Although underwater turbines are essentially the same thing as windmills, they have a few advantages over their above-ground cousins. Windmills require land, especially wind farms — assemblages of dozens or hundreds of windmills. The future of land use (how land is developed and what it’s used for) is becoming a major topic of discussion. With 6 billion people on the planet and counting, space is at a premium – not just for housing, but for crop production and more. Underwater turbines overcome this problem.

Another advantage of underwater energy capture comes from water’s high density. Water is denser than air, which means that the same amount of energy can be produced by an underwater turbine as a windmill, but at slower speeds and over less area. What’s more, while the amount of wind that passes over any given area of land can be unpredictable, the kinetic energy of tidal areas is dependable. The ebb and flow is so predictable, a given tidal region can be expressed in the amount of kilowatt hours of electricity it can produce per turbine.

Scientists have been examining the amount of energy found in a tidal pool in monthlong periods. There are two main measurements. Mean spring peak velocity is the highest velocity of tidal movement that can be found in an area during a single month. Mean neap peak cycle is the lowest point in velocity that a tidal area experiences in a month. These two measurements can help approximate the greatest and least amounts of velocity found in any given tidal pool over the course of a month.

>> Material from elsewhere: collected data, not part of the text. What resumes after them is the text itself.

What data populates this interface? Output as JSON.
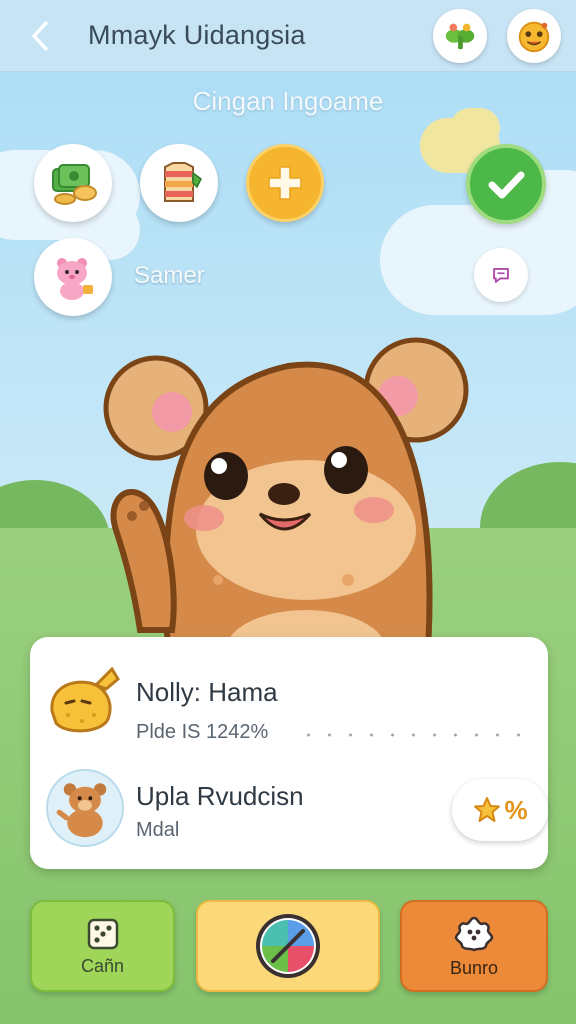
{
  "header": {
    "title": "Mmayk Uidangsia",
    "back_icon": "chevron-left-icon",
    "right_icons": [
      "plant-icon",
      "emoji-face-icon"
    ]
  },
  "subtitle": "Cingan Ingoame",
  "items": [
    {
      "icon": "cash-icon"
    },
    {
      "icon": "shirt-icon"
    },
    {
      "icon": "plus-icon"
    },
    {
      "icon": "check-icon"
    }
  ],
  "pet_row": {
    "label": "Samer",
    "avatar_icon": "pink-cat-icon",
    "chat_icon": "chat-icon"
  },
  "card": {
    "row1": {
      "name": "Nolly: Hama",
      "detail": "Plde IS 1242%",
      "avatar_icon": "chick-icon"
    },
    "row2": {
      "name": "Upla Rvudcisn",
      "detail": "Mdal",
      "avatar_icon": "bear-avatar-icon"
    },
    "rating_label": "%",
    "rating_icon": "star-icon"
  },
  "bottom_buttons": [
    {
      "label": "Cañn",
      "icon": "dice-icon"
    },
    {
      "label": "",
      "icon": "colorful-ball-icon"
    },
    {
      "label": "Bunro",
      "icon": "flower-badge-icon"
    }
  ],
  "colors": {
    "topbar": "#c7e4f5",
    "accent_green": "#4cb848",
    "accent_orange": "#f6b52e",
    "btn_green": "#9fd65a",
    "btn_yellow": "#fbd978",
    "btn_orange": "#ec8a3a"
  }
}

Tidal power can be classified into four generating methods:

  1. Tidal stream generators (or TSGs) make use of the kinetic energy of moving water to power turbines, in a similar way to wind turbines that use wind to power turbines. These turbines can be horizontal, vertical, open, or ducted and are typically placed near the bottom of the water column where tidal velocities are greatest.
  2. Tidal barrages make use of the potential energy in the difference in height between high and low tides. When using tidal barrages to generate power, the potential energy from a tide is seized through strategic placement of specialized dams. When the sea level rises and the tide begins to come in, the temporary increase in tidal power is channeled into a large basin behind the dam, holding a large amount of potential energy. With the receding tide, this energy is then converted into mechanical energy as the water is released through large turbines that create electrical power through the use of generators.

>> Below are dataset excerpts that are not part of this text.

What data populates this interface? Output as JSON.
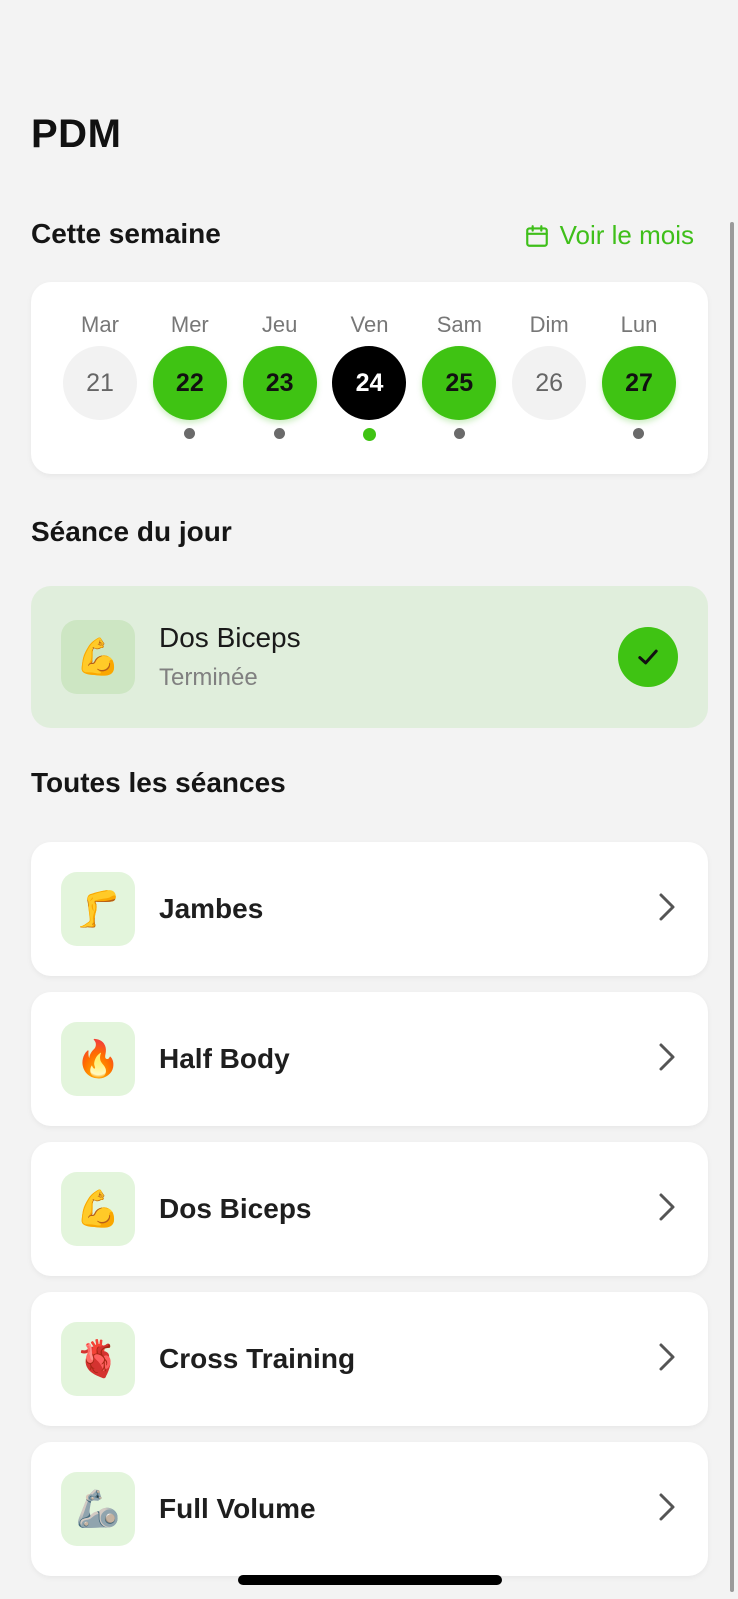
{
  "app": {
    "title": "PDM"
  },
  "week": {
    "title": "Cette semaine",
    "month_link": "Voir le mois",
    "days": [
      {
        "name": "Mar",
        "number": "21",
        "state": "inactive",
        "dot": "none"
      },
      {
        "name": "Mer",
        "number": "22",
        "state": "done",
        "dot": "gray"
      },
      {
        "name": "Jeu",
        "number": "23",
        "state": "done",
        "dot": "gray"
      },
      {
        "name": "Ven",
        "number": "24",
        "state": "today",
        "dot": "green"
      },
      {
        "name": "Sam",
        "number": "25",
        "state": "done",
        "dot": "gray"
      },
      {
        "name": "Dim",
        "number": "26",
        "state": "inactive",
        "dot": "none"
      },
      {
        "name": "Lun",
        "number": "27",
        "state": "done",
        "dot": "gray"
      }
    ]
  },
  "today": {
    "title": "Séance du jour",
    "session": {
      "name": "Dos Biceps",
      "status": "Terminée",
      "icon": "💪",
      "icon_name": "flexed-biceps-icon"
    }
  },
  "all_sessions": {
    "title": "Toutes les séances",
    "items": [
      {
        "name": "Jambes",
        "icon": "🦵",
        "icon_name": "leg-icon"
      },
      {
        "name": "Half Body",
        "icon": "🔥",
        "icon_name": "fire-icon"
      },
      {
        "name": "Dos Biceps",
        "icon": "💪",
        "icon_name": "flexed-biceps-icon"
      },
      {
        "name": "Cross Training",
        "icon": "🫀",
        "icon_name": "heart-icon"
      },
      {
        "name": "Full Volume",
        "icon": "🦾",
        "icon_name": "mechanical-arm-icon"
      }
    ]
  },
  "colors": {
    "accent": "#3fc313",
    "link": "#3fbf1a",
    "today_card": "#e0eedc"
  }
}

  3. Dynamic tidal power (or DTP) is an untried but promising technology that would exploit an interaction between potential and kinetic energies in tidal flows. It proposes that very long dams (for example: 30–50 km length) be built from coasts straight out into the sea or ocean, without enclosing an area. Tidal phase differences are introduced across the dam, leading to a significant water-level differential in shallow coastal seas.

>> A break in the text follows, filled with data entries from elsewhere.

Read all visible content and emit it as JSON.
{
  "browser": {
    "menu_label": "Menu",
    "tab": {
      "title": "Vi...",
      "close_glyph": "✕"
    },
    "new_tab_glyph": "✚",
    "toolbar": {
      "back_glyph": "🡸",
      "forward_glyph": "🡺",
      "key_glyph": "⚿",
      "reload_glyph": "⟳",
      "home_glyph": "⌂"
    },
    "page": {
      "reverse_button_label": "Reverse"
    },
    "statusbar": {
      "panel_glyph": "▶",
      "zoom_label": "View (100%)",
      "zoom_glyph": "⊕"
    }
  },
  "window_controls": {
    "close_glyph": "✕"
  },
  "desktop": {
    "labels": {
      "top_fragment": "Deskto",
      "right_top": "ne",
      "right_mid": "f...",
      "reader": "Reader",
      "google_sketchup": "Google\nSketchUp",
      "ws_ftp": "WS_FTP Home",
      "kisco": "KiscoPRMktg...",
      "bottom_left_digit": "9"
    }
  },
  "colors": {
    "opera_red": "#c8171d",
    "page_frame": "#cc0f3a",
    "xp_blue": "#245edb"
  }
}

  4. Tidal lagoon, a newer tidal energy design option is to construct circular retaining walls embedded with turbines that can capture the potential energy of tides. The created reservoirs are similar to those of tidal barrages, except that the location is artificial and does not contain a preexisting ecosystem. The lagoons can also be in double (or triple) format without pumping or with pumping that will flatten out the power output.